Are we any different today than we were last week, before the bringer of American tragedy, Osama bin Laden, was killed?
National tragedies have a way of erasing the blackboard. In an instant, everything that had been scribbled there becomes irrelevant. Before the tragedy, the ship of state chugs along on its own neurotic day-to-day news cycles, the passengers distracted by phantoms and mole hills that, given enough time to obsess over and enough media outlets with financial stakes in the distraction, become mountains. The vital issues are often shunted to back pages.

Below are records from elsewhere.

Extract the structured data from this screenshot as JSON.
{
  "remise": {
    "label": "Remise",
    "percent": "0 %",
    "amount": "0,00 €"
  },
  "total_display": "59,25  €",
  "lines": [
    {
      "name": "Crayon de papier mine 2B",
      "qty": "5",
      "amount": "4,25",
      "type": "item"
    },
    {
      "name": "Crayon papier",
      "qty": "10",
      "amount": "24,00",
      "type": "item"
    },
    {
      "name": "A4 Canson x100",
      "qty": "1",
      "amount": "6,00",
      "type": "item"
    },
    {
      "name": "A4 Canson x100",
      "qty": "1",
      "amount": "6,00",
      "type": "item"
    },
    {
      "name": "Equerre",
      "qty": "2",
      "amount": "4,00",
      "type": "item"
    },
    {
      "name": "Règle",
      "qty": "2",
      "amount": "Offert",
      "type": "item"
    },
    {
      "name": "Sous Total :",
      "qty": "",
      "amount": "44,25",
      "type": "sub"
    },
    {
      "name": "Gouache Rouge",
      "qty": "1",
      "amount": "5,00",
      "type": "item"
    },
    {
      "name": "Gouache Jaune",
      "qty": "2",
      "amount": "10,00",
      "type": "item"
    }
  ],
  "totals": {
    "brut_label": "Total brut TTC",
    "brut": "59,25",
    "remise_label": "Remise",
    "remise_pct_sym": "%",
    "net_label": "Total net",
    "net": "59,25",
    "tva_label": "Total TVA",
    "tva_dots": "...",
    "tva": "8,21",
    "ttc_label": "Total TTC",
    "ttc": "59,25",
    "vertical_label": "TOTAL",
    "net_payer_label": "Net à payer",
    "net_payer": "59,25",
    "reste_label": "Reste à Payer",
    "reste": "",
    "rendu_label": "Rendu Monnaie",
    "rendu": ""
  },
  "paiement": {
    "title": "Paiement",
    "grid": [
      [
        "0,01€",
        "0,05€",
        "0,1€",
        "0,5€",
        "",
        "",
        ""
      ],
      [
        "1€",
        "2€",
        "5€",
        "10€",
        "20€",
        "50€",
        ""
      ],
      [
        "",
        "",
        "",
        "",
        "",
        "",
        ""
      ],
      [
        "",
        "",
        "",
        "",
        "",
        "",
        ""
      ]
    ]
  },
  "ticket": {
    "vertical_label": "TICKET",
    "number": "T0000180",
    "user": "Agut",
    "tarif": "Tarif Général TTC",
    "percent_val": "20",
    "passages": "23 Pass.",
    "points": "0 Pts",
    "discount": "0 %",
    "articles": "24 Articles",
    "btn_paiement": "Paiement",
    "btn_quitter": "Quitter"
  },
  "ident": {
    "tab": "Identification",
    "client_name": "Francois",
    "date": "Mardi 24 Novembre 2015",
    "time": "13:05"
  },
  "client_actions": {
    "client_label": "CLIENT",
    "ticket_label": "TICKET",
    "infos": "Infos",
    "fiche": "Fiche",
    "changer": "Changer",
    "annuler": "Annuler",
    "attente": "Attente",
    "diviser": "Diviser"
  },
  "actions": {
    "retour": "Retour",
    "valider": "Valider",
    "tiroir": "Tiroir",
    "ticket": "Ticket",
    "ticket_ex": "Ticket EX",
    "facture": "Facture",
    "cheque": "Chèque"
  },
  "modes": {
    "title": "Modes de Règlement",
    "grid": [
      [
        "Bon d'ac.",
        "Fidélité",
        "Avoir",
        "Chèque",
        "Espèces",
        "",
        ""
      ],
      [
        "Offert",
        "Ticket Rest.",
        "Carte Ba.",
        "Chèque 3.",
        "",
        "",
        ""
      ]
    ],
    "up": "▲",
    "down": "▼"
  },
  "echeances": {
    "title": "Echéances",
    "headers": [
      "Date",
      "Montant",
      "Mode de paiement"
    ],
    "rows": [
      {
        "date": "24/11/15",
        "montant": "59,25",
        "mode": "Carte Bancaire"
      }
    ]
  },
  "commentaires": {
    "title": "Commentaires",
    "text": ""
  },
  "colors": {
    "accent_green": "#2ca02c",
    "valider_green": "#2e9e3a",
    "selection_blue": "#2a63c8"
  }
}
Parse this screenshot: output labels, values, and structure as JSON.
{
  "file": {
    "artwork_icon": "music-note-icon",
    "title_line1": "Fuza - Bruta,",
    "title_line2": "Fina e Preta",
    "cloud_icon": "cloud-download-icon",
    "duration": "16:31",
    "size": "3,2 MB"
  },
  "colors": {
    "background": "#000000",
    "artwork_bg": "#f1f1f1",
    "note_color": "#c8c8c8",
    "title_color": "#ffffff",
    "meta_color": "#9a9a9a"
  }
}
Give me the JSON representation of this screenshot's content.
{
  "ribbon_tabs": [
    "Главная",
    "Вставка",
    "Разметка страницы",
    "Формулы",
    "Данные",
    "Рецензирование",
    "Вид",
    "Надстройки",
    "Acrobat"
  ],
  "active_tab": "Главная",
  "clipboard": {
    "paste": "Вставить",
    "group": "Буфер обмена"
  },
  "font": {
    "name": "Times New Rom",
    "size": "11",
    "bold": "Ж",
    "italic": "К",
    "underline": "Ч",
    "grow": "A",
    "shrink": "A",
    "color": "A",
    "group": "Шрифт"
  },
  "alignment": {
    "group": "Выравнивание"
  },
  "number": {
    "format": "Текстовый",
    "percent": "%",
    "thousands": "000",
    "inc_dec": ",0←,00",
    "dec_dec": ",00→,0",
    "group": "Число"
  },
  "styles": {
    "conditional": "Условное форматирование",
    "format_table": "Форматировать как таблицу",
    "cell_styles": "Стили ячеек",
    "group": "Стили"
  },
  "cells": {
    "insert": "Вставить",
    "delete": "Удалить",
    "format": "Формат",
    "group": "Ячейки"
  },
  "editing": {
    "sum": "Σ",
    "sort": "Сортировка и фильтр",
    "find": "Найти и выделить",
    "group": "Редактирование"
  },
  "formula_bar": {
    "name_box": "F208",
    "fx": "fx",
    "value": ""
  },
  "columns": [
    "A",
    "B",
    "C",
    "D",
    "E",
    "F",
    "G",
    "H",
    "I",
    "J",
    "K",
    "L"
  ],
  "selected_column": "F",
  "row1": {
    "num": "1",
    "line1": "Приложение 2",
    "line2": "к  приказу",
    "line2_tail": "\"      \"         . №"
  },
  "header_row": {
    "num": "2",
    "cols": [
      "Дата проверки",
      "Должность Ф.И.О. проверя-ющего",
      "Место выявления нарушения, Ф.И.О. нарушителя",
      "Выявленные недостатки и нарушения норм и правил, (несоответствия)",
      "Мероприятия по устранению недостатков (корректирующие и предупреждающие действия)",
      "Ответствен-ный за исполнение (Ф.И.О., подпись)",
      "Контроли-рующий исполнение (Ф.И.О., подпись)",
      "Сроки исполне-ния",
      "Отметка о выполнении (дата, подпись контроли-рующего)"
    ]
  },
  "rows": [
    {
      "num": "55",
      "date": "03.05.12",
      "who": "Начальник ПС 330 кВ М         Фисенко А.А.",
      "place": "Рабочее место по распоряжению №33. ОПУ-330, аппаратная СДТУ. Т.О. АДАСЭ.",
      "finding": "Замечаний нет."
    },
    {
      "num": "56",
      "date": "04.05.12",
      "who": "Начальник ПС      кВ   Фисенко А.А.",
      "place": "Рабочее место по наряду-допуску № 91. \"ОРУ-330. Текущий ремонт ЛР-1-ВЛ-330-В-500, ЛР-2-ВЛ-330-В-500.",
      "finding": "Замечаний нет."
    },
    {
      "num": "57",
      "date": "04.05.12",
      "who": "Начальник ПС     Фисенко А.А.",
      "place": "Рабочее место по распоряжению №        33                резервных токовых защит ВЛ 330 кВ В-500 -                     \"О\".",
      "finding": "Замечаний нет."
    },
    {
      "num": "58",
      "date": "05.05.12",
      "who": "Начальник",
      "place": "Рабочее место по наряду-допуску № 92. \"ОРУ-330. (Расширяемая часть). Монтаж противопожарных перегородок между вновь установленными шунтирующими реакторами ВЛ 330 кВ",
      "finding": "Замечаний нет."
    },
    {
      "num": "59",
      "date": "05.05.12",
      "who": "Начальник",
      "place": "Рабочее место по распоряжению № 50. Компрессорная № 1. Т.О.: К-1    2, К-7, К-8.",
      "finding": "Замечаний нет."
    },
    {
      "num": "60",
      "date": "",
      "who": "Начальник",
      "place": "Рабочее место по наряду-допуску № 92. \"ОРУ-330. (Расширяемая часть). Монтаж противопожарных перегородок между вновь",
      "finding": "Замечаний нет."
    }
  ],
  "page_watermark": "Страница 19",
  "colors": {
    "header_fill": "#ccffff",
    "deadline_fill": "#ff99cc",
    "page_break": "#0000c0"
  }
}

For example, in the weeks before President Kennedy went to Dallas in November 1963, the stories that obsessed Americans were fluoridation of drinking water; the arrest and “grilling” by the Soviets of Yale professor Frederick Barghoorn, ratcheting up Cold War tensions; and stories about two sleazy D.C. operatives, Rep. John Byrnes (R-WI) and Bobby Baker, Democratic insider and occasional pimp for horny legislators. The Byrnes case is déjà vu in reverse — he realized a 1,000 percent profit in three years on an investment in a mortgage insurance company that he helped get a “favorable federal tax ruling.” In a penitent speech on the House floor, Byrnes wept as histrionically as John Boehner and got a standing ovation (and no ethics probe).
Stories shoved to the back pages included “U.S. to Start Pullout from Viet-Nam” (1,000 military advisers were to be pulled) and “U.S. Ambassador Attacked in Dallas by Anti-UN Demonstrators” (Adlai Stevenson was assaulted by a right-wing mob; he told JFK adviser Arthur Schlesinger that he was “shocked by the current of hatred in Dallas” and advised the president to cancel his planned trip there).
Likewise, during the week prior to 9/11, America was obsessed with the sex life of Rep. Gary Condit (D-CA), “moral qualms” over federal support of stem cell research and “trend” stories like Britney Spears-inspired duds on school-aged nubiles and “canine freestyle” (humans dancing competitively with dogs at discos). Stories swept to the side included the surging unemployment rate; the “fear of recession” in the wake of Bush tax cuts; calls by opponents for an economic stimulus package; rise in for-profit “therapeutic training schools” (read: boot camps) for troubled teenagers; a national rise in homeless population; and the loss of a “professional class” in Afghanistan.
After spending hours going through microfilm back issues of newspapers and magazines, the common thread that I found between the two national tragedies was that the stories that had cushioned Americans from items of real importance disappeared in an instant, never to be heard from again. The truly important stories never actually went away.
Why does it take a sudden national tragedy (the Giffords shooting, for example) to temporarily erase the blackboard? Today, the stories and personalities that will, in 10 years (or 10 minutes), be utterly forgotten continue to dominate news cycles: Donald Trump, Koran-burning “preachers,” Justin Bieber, Charlie Sheen, etc. The hysteria over Barack Obama's “citizenship” distracted even the nation's leader at a time of genuine crises on several fronts. Will the proffered birth certificate sate the rabid beast? Of course not.
Consider even the barest bones of our current reality: unprecedented income inequality; 300,000-plus home foreclosures per month; an unemployment rate of 8.8 percent (U.S. unemployment from 1948 to 2010 averaged 5.7 percent); those “lucky enough” to have jobs have seen pay stagnate if not decrease, health premiums skyrocket and benefits shrink, while gas and essential consumer prices reach new highs. Meanwhile, Exxon just announced quarterly profits 69 percent higher than one year ago.
Doesn't this constitute tragedy? It may not be JFK's murder or 9/11, but the longterm impacts are just as devastating.